Assistant City Attorney Erica Smith said, in a memo to the St. Petersburg City Council, the new ordinance, "seeks to preserve the City's limited landfill space by requiring the recycling of demolition debris."
St. Petersburg does not have a mandatory household recycling program for items like aluminum, plastic, glass and newspaper. Roughly 6,000 households take part in the voluntary program, according to City Council Member Herb Polson.
Polson supports the new construction recycling program, saying, "It just makes sense. You know we're trying to be green."
Contractor Mike Dever says he supports household recycling, but says recycling demolition debris will be expensive and time consuming. "It's ridiculous," said Dever. "They're getting carried away, making us separate everything. It would be much easier to throw it all away."

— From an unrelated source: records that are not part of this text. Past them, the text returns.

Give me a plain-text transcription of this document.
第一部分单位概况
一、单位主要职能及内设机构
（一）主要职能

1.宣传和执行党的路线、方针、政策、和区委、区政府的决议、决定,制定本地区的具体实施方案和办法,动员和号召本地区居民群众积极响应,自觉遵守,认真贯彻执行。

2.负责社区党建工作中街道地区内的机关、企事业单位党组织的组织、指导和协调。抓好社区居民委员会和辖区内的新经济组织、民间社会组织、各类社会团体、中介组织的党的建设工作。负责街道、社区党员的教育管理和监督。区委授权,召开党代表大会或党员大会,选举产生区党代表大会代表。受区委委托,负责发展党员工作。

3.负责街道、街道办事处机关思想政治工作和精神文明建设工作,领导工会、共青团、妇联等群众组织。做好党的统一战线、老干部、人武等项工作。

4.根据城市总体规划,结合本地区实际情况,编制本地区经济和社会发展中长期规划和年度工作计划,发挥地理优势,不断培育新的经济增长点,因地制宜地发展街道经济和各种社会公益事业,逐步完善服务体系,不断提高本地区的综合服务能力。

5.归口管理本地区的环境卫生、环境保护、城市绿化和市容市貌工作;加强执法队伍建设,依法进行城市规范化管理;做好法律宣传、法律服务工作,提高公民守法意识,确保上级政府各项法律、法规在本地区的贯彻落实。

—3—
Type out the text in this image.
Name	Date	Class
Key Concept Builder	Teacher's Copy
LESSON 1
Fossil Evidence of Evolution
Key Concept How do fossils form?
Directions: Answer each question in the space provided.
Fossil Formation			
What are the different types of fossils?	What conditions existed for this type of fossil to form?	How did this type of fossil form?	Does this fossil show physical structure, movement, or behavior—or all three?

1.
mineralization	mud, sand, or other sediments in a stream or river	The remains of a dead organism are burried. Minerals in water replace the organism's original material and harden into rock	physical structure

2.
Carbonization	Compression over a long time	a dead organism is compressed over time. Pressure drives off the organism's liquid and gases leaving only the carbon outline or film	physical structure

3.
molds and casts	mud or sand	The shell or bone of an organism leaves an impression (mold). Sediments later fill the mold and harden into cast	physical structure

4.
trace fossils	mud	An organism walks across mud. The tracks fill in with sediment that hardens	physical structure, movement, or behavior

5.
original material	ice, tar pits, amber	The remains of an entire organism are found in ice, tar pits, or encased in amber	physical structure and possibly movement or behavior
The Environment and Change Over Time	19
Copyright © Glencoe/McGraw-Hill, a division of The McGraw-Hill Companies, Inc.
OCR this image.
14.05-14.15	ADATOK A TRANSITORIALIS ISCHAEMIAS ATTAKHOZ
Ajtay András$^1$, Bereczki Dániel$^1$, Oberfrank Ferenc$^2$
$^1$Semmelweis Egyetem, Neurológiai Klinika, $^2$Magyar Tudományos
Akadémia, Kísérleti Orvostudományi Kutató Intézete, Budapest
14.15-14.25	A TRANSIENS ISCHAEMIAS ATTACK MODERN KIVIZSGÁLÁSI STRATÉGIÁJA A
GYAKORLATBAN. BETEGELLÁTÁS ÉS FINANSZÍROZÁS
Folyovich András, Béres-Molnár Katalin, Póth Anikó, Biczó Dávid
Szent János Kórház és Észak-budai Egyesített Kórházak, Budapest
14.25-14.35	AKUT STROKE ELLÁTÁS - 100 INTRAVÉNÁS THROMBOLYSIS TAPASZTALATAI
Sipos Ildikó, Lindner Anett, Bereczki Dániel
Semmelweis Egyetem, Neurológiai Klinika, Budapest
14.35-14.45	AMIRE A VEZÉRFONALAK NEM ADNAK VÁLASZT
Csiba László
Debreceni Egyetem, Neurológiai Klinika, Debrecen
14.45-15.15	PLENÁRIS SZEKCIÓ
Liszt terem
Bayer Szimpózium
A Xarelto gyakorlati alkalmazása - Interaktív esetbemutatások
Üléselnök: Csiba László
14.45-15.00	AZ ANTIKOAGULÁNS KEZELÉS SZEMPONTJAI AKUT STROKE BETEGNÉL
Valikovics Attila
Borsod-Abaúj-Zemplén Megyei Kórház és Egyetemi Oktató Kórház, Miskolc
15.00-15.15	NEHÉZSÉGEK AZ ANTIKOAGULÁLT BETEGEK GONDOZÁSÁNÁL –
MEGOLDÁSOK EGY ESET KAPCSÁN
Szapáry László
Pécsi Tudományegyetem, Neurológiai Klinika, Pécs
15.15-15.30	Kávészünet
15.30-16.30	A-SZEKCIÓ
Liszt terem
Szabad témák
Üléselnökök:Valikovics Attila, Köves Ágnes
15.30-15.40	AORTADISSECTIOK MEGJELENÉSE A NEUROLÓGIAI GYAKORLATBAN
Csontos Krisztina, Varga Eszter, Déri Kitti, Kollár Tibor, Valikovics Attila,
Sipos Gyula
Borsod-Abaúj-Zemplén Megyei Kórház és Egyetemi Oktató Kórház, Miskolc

In south St. Petersburg, the owner of a family-owned demolition business watched his son work a crane to demolish a home. He did not want his name or company revealed because he says he is worried about the new law. "It could put us out of business," he said. "We'd be bidding against large companies who have recycling facilities. How do you compete?"
City Councilman Jeff Danner, a former contractor, agrees. "We have do do something. But make sure it's not on the backs of the small contractor," said Danner.
The city council will discuss the proposed law at Thursday's city council meeting.